Thursday, November 03, 2005

Twenty “Truths”

I saw a variation of this one someone’s site. I forget who. Anyway, there are 15 true statements below, and five false ones.

  1. I am a member of Mensa.

  2. I am divorced.

  3. I am related to a former Governor-General of Barbados.

  4. I have been to the DMZ.

  5. I knew Biggie Smalls before he was famous.

  6. I am Catholic.

  7. I have had dinner with Barbara Bush.

  8. I was on the fencing team in high school.

  9. I lost a tooth playing football.

  10. I wore an eye patch as a child to correct a vision problem.

  11. I once performed in Ringling Bros.

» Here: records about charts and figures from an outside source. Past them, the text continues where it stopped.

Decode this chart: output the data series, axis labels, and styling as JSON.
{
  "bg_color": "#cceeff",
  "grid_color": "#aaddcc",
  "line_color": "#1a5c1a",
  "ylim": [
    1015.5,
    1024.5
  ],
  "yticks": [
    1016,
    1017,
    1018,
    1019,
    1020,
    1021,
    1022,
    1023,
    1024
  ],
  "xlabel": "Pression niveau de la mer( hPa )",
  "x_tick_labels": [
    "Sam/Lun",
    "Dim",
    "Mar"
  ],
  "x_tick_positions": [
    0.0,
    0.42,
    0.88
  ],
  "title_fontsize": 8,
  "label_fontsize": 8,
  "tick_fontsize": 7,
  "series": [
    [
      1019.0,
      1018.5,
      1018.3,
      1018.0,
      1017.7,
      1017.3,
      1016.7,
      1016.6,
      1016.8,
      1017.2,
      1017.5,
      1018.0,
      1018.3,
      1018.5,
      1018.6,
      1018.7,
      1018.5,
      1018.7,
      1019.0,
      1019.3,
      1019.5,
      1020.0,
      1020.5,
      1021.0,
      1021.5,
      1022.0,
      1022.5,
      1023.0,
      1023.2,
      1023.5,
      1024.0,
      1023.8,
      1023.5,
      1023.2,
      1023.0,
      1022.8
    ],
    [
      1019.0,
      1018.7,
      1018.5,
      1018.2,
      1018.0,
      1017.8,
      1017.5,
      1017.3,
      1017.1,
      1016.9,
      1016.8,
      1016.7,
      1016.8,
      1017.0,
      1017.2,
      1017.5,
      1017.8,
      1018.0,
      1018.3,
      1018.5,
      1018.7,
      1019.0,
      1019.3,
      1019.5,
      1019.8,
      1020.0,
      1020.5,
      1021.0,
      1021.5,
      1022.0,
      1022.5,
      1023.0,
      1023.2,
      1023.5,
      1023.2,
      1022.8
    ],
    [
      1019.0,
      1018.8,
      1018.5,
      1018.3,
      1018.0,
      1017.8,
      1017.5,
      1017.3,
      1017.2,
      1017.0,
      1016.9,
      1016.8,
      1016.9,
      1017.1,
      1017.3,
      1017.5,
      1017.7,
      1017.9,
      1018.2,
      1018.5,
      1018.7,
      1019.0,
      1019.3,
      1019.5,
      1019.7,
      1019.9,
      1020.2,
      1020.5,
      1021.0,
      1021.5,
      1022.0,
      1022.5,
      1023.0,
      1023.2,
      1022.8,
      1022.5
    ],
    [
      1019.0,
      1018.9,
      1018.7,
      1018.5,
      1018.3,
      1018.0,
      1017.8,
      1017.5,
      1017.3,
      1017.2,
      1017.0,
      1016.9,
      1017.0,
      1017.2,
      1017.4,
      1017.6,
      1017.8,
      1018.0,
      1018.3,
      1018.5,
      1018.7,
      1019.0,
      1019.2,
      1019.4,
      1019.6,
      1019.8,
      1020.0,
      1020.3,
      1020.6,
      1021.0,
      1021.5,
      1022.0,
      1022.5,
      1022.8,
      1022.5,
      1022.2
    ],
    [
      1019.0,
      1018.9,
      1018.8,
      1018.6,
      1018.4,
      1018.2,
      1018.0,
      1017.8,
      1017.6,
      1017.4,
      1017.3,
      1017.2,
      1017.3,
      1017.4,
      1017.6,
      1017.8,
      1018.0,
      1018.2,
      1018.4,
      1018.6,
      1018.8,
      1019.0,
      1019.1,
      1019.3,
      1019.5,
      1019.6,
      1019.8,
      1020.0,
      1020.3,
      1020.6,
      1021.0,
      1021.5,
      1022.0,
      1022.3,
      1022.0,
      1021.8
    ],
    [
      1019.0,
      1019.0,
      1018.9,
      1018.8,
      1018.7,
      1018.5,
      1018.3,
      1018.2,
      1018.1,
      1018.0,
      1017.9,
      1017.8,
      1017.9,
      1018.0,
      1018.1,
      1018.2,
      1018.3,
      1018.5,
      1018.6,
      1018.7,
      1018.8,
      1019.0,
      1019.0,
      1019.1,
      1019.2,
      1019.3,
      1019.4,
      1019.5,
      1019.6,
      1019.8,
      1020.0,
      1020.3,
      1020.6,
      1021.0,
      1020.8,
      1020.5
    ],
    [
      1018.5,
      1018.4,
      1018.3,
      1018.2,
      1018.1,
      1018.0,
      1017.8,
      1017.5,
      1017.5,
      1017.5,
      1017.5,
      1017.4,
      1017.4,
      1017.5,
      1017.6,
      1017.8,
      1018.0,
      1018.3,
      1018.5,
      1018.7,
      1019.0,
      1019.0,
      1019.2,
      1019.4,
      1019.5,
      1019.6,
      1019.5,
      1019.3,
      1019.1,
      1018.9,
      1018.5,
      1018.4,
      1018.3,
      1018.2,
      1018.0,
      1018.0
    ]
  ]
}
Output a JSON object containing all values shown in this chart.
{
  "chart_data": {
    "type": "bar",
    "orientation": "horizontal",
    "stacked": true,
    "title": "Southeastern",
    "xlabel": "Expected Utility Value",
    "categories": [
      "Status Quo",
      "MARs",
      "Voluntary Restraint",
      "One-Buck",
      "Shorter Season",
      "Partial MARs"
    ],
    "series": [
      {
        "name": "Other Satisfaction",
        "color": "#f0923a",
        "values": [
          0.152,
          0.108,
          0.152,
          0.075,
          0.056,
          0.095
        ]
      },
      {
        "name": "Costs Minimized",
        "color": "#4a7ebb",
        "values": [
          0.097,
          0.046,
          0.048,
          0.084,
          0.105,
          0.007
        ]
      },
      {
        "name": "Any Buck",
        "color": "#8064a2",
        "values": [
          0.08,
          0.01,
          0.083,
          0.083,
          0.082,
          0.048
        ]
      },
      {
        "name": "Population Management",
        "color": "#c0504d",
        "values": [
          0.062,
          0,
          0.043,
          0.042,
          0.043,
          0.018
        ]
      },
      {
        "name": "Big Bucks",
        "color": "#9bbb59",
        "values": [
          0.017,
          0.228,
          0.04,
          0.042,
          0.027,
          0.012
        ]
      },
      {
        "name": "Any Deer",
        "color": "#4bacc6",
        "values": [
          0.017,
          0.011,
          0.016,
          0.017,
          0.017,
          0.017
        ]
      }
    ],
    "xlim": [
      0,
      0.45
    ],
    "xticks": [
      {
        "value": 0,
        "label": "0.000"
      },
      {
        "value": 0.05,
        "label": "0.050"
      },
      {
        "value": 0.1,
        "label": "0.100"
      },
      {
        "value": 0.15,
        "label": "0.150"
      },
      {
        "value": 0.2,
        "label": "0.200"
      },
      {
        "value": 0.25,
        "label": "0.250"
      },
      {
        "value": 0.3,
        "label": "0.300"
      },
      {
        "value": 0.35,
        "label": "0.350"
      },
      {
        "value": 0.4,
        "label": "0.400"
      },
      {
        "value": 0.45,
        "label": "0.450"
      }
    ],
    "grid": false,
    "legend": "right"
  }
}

Barnum & Bailey circus.

  12. I went to school with former basketball player Mark Jackson.

  13. I have a stepsister.

  14. I escaped from Manhattan by boat on 9/11.

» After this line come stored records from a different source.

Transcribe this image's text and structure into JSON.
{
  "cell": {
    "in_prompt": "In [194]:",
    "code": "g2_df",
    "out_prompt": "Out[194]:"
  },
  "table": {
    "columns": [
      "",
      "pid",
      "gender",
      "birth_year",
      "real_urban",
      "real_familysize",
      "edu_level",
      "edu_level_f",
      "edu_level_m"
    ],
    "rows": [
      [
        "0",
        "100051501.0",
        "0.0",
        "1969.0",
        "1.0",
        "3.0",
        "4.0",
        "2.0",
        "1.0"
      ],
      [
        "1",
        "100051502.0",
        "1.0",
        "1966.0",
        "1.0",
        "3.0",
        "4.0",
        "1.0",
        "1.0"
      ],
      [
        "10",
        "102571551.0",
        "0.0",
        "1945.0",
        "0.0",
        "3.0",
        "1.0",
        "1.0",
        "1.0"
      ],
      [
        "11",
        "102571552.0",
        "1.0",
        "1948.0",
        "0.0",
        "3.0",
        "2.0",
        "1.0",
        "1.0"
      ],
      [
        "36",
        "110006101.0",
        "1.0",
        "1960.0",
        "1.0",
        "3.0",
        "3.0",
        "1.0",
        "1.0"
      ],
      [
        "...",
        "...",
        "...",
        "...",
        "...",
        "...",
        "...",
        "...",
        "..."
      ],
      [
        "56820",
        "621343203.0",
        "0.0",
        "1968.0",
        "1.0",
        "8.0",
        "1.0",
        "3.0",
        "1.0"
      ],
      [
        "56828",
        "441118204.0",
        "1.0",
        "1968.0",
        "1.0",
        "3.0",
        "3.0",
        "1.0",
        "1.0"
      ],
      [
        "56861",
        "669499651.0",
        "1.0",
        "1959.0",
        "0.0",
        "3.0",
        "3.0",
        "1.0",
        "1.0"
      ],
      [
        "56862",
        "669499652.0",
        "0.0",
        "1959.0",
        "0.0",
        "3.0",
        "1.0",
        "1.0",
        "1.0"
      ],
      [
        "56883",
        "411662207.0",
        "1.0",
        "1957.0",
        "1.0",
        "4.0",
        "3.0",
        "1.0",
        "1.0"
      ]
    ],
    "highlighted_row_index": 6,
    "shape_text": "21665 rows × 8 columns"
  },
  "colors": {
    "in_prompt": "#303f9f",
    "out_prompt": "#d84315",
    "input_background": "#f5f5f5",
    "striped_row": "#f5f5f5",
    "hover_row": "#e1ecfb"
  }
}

  15. I have shot a member of my family.

  16. I started a race riot at a day camp.

  17. I am a Democrat.

  18. My family is from Panama.

  19. I was deployed to Cuba as part of operation Enduring Freedom.

  20. I graduated from MIT.

Can you guess which statements are false?

Wednesday, November 02, 2005

Episode III DVD: Special Features

I decided to start my exploration of the DVD with disk 2, the "Special Features" disk. The disk contains six deleted scenes, the teasers, trailers and TV spots, theatrical posters from various countries, an Xbox demo, stills, a music video and various documentaries.

Tonight I watched the six deleted scenes and "Within a Minute," an exhaustive documentary detailing the tremendous effort it took to create the duel on Mustafar. Ironically, when all was said and done, for me that duel still fell short of both the Vader vs. Luke match in Episode V and the Obi-Wan and Qui-Gon vs. Darth Maul fight in Episode I. It was too short, not to mention the fact that the lava and the lighting got in the way of appreciating the swordsmanship.

I'm always curious about the choices made in removing certain scenes from movies. On both the Episode I and Episode II DVDs there were scenes cut that would have made both movies just a little better. In Episode I a scene in which young Anakin gets in a fistfight with a young Greedo was cut and I feel that it was important to show that even at age nine Anakin had aggressive tendencies. In Episode II, they cut one scene where you get to see Padmé’s family and another scene in which Padmé shows Anakin holograms from her early days in politics. Both of these scenes would have served to flesh out Padmé’s backstory.

The scenes deleted from Episode III aren't on the level of the ones I mentioned above, but at least two of them would've provided a good transition into Episode IV. Both scenes, one set in Bail Organa's office and another in Padmé’s apartment, serve to establish Padmé as one of the founding members of what would become the Rebel Alliance.

It's interesting to note that the Rebel Alliance was formed by two black men, a Hispanic man and four women. Not one white guy. Yet when you look at the awards ceremony at the end of Episode IV, the Rebel Alliance twenty years later consists of nothing but young white men and a lone white female, Princess Leia. Non-humans, humans of color and women of any type need not apply to help rid the galaxy of evil.

I wonder what the hell happened in that timespan?

Of course, by the time you get to Episode VI, another white woman appears (Mon Mothma) and the Mon Calamari come out of nowhere and save everyone’s asses by supplying the ships and the tactical expertise needed to assault Death Star II.

These are the problems you run into when you film things out of sequence.

Tuesday, November 01, 2005

Episode III DVD!

I got to get my Sith on!

I picked up the DVD at lunchtime today, but I’m not watching it tonight ‘cause I need to update my other blog. You know, the one that's worth $0 because I only update it every 9 days.